Afib<48 hours: Can attempt rhythm control. It avoids admission and meds. Ottawa aggressive protocol includes procainamide 1gm over 60 minutes. If that doesn’t work sedate and cardiovert with 150j. Converted patients discharged on no meds. Multiple studies seem to show No increased risk of death or stroke from early cardioversion protocol. About 8% of patients had 7 day recurrence. Another consideration is that the rate of spontaneous conversion in new onset afib patients is up to 70%! So centers will send patients home and ask them to return in 24 hours for a recheck.
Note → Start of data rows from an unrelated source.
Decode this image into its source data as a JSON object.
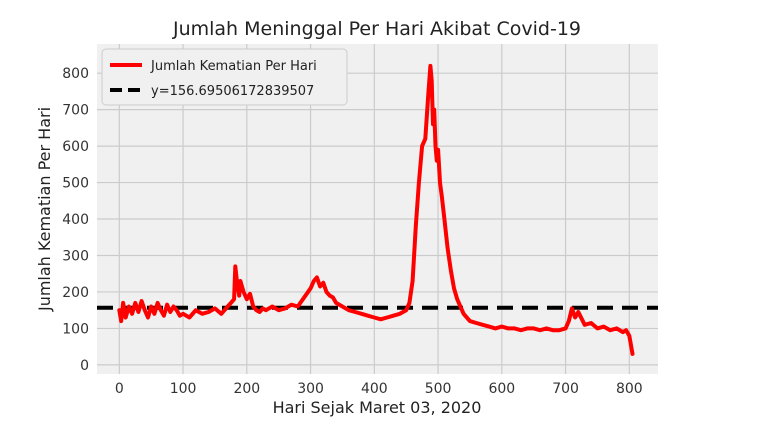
{
  "chart_data": {
    "type": "line",
    "title": "Jumlah Meninggal Per Hari Akibat Covid-19",
    "xlabel": "Hari Sejak Maret 03, 2020",
    "ylabel": "Jumlah Kematian Per Hari",
    "xlim": [
      -35,
      845
    ],
    "ylim": [
      -25,
      880
    ],
    "x_ticks": [
      0,
      100,
      200,
      300,
      400,
      500,
      600,
      700,
      800
    ],
    "y_ticks": [
      0,
      100,
      200,
      300,
      400,
      500,
      600,
      700,
      800
    ],
    "grid": true,
    "legend_position": "top-left",
    "colors": {
      "background": "#f0f0f0",
      "grid": "#cbcbcb",
      "series": "#ff0000",
      "mean": "#000000"
    },
    "series": [
      {
        "name": "Jumlah Kematian Per Hari",
        "x": [
          0,
          3,
          6,
          10,
          15,
          20,
          25,
          30,
          35,
          40,
          45,
          50,
          55,
          60,
          65,
          70,
          75,
          80,
          85,
          90,
          95,
          100,
          110,
          120,
          130,
          140,
          150,
          160,
          170,
          175,
          180,
          182,
          185,
          188,
          190,
          195,
          200,
          205,
          210,
          215,
          220,
          225,
          230,
          240,
          250,
          260,
          270,
          280,
          290,
          300,
          305,
          310,
          315,
          320,
          325,
          330,
          335,
          340,
          350,
          360,
          370,
          380,
          390,
          400,
          410,
          420,
          430,
          440,
          450,
          455,
          460,
          465,
          470,
          475,
          480,
          485,
          488,
          490,
          492,
          494,
          496,
          498,
          500,
          503,
          506,
          510,
          515,
          520,
          525,
          530,
          540,
          550,
          560,
          570,
          580,
          590,
          600,
          610,
          620,
          630,
          640,
          650,
          660,
          670,
          680,
          690,
          700,
          705,
          710,
          715,
          720,
          730,
          740,
          750,
          760,
          770,
          780,
          790,
          795,
          800,
          805
        ],
        "y": [
          150,
          120,
          170,
          130,
          160,
          140,
          170,
          145,
          175,
          150,
          130,
          160,
          140,
          170,
          150,
          135,
          165,
          145,
          160,
          150,
          135,
          140,
          130,
          150,
          140,
          145,
          155,
          140,
          160,
          170,
          180,
          270,
          220,
          190,
          230,
          200,
          180,
          195,
          160,
          150,
          145,
          155,
          150,
          160,
          150,
          155,
          165,
          160,
          185,
          210,
          230,
          240,
          215,
          225,
          200,
          190,
          185,
          170,
          160,
          150,
          145,
          140,
          135,
          130,
          125,
          130,
          135,
          140,
          150,
          170,
          230,
          380,
          500,
          600,
          620,
          750,
          820,
          780,
          660,
          700,
          600,
          560,
          590,
          500,
          460,
          400,
          320,
          260,
          210,
          180,
          140,
          120,
          115,
          110,
          105,
          100,
          105,
          100,
          100,
          95,
          100,
          100,
          95,
          100,
          95,
          95,
          100,
          120,
          155,
          130,
          145,
          110,
          115,
          100,
          105,
          95,
          100,
          90,
          95,
          80,
          30
        ]
      },
      {
        "name": "y=156.69506172839507",
        "value": 156.69506172839507,
        "style": "dashed"
      }
    ]
  }
}
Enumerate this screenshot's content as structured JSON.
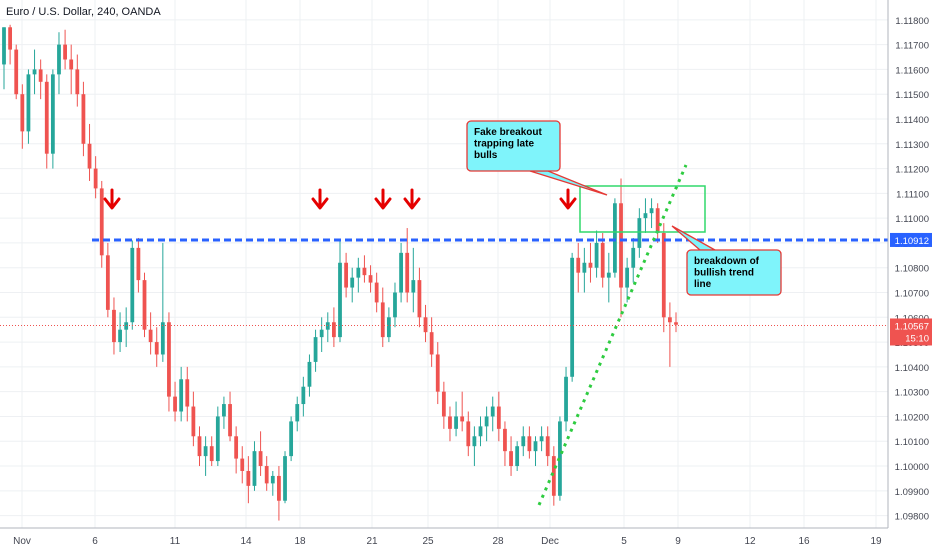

Afib with WPW use cardioversion if unstable. Use procainamide if stable.
Afib in pregnancy: CCB’s , Beta-blockers, and digoxin are all ok. Cardioversion is ok if unstable. IV heparin is ok.
Harwood comment: Treating unstable afib patients use highest dose possible of cardioversion. If not effective, wait a minute or two and try again. If second shock is ineffective, give procainamide over 30 minutes and retry shocking. Get cardiologyto help you if the first two shocks don’t work. If you need to support BP give push dose pressors or pressors on drip.
Barounis comment: How do you manage the septic patient with afib? Harwood responded to give digoxin. Shock if necessary but most of these patients are in afib chronically. Other attending suggested IV magnesium or amiodarone as alternative approaches.